Issa is chairman of the House Oversight and Government Reform Committee, and Goodlatte is chairman of the House Judiciary Committee. Grassley is the ranking minority member of the Senate Judiciary Committee.
The newspaper said ATF was operating storefronts posing as pawn and smoke shops in Milwaukee and five other cities across the country.
Federal agents purchased guns and drugs from the shops, created markets for stolen goods and weapons, let felons buy arms, recruited mentally disabled people to help find guns and later prosecuted their recruits, and damaged the properties they rented, according to the Journal Sentinel.
But Issa, Goodlatte and Grassley said in their letter to Jones that when ATF agents briefed members of Congress last April, they made it appear the Milwaukee storefront, named "Operation Fearless," was the only one of its kind.
"Much as in Operation Fast and Furious and Operation Fearless, it appears that poor management was the norm in these other storefront operations," the trio said.
In several cities, agents actually created or boosted the market for stolen goods by buying anything brought into their stores, including stolen guns and electric generators, according to the Journal Sentinel.
And in Portland, Ore., agents set up a storefront across from a middle school, according to the investigation.
Despite the long list of problems, ATF didn't begin investigating Operation Fearless until the congressional inquiry began a year later, according to a May 2013 congressional letter.
"Such a pattern has become all too familiar with ATF's response to scandal," Issa, Goodlatte and Grassley wrote at the time.
ATF also promoted Bernard Zapor, special agent in charge of Operation Fearless, in the fall of 2012, and last summer made him special agent in charge of the Phoenix office that participated in the Fast and Furious gunrunning scandal.
Officials who briefed Congress months before the transfer said the office planned disciplinary action against Zapor for his poor management.
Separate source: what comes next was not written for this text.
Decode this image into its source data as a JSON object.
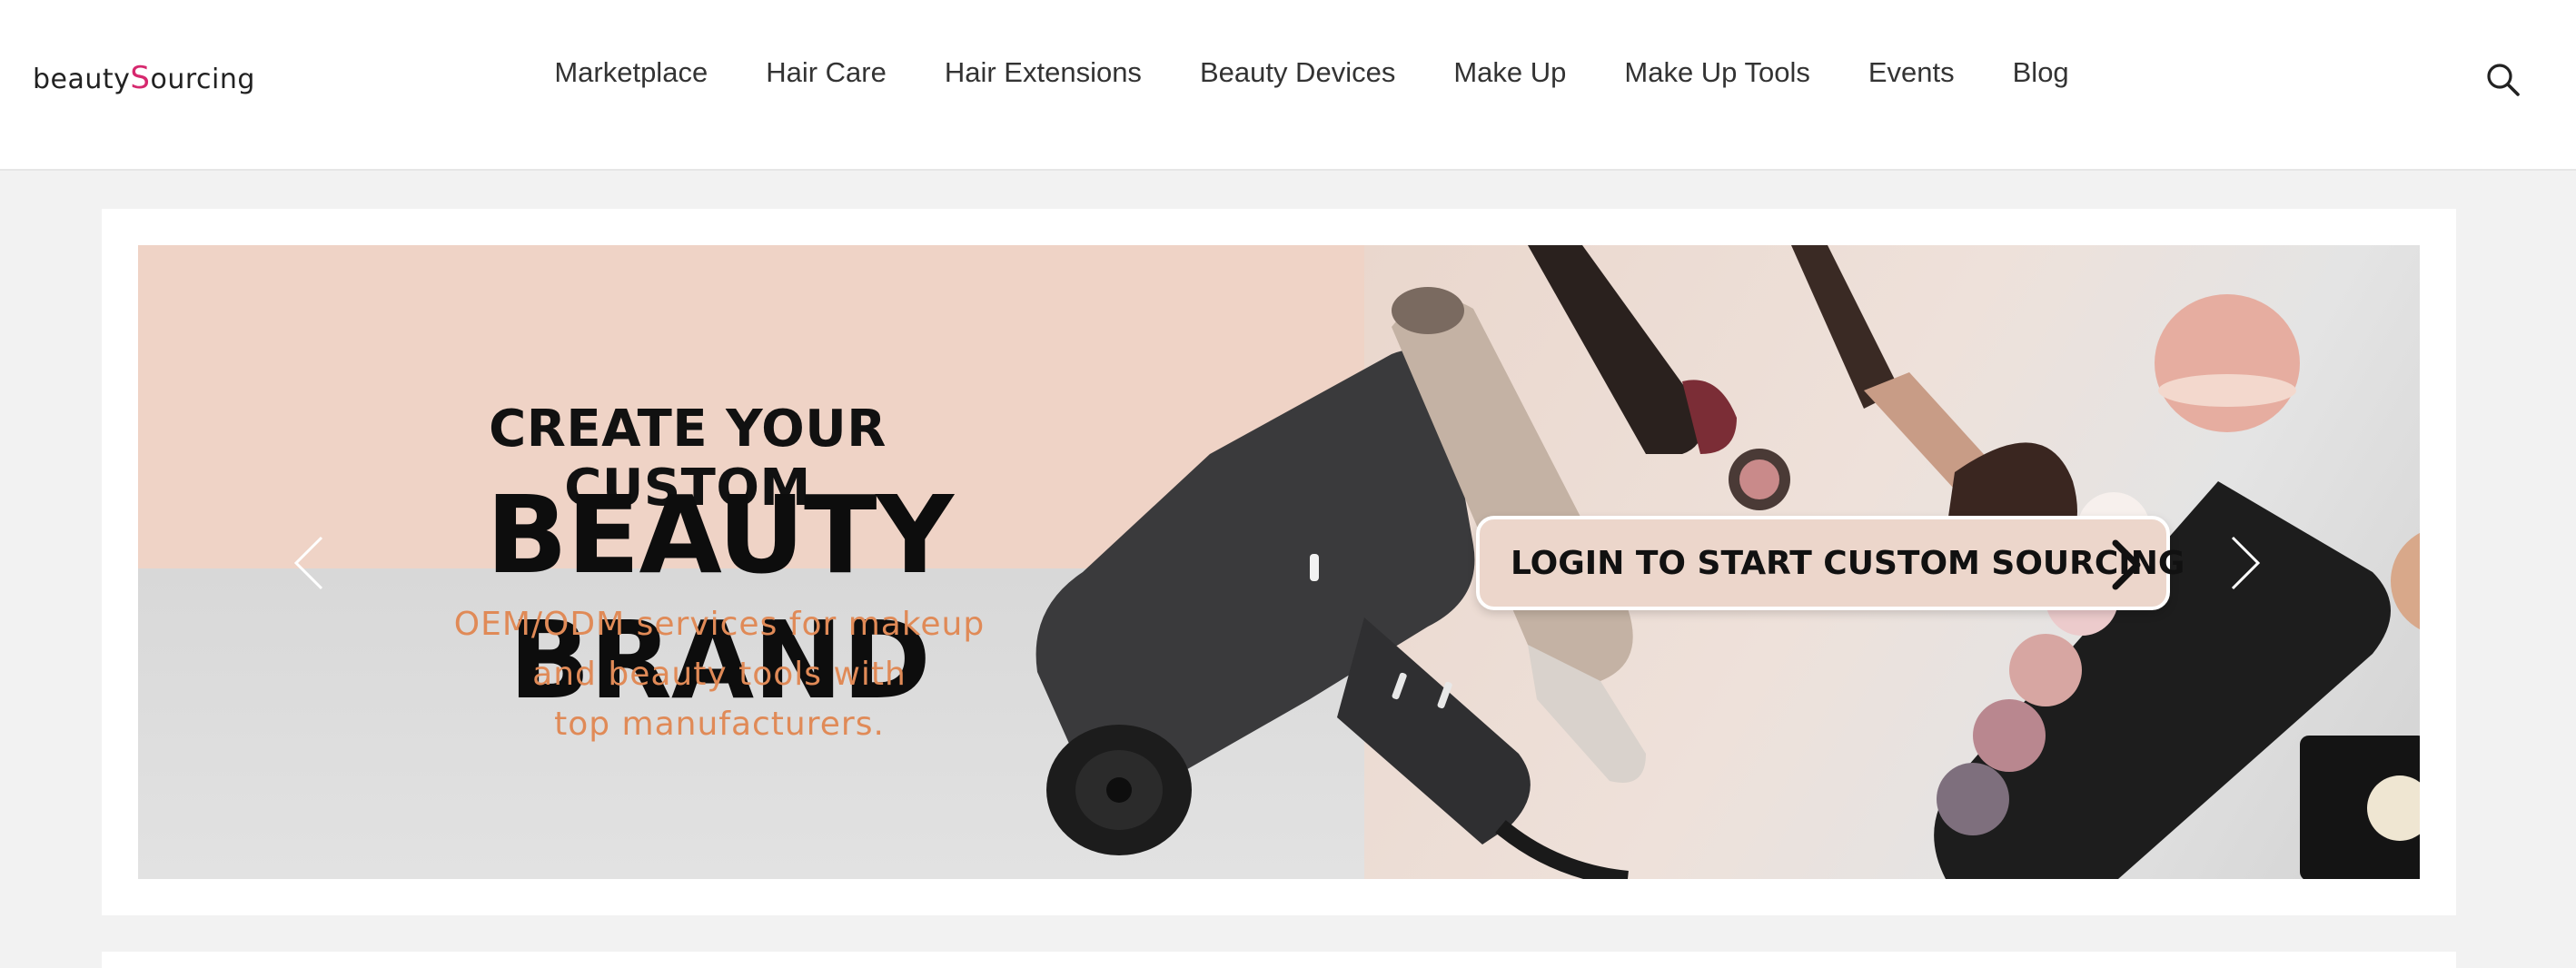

The letter is the fourth sent to Jones probing ATF's poor oversight of the storefronts.
"ATF should have already addressed the problems with these other cases detailed in the Journal Sentinel rather than waiting from a letter from Congress," the three said in the Jan. 10 letter.
The trio asked for details about the five cases and ATF's response to problems with the operations, and gave him a Jan. 16 deadline to set up another briefing on the new information.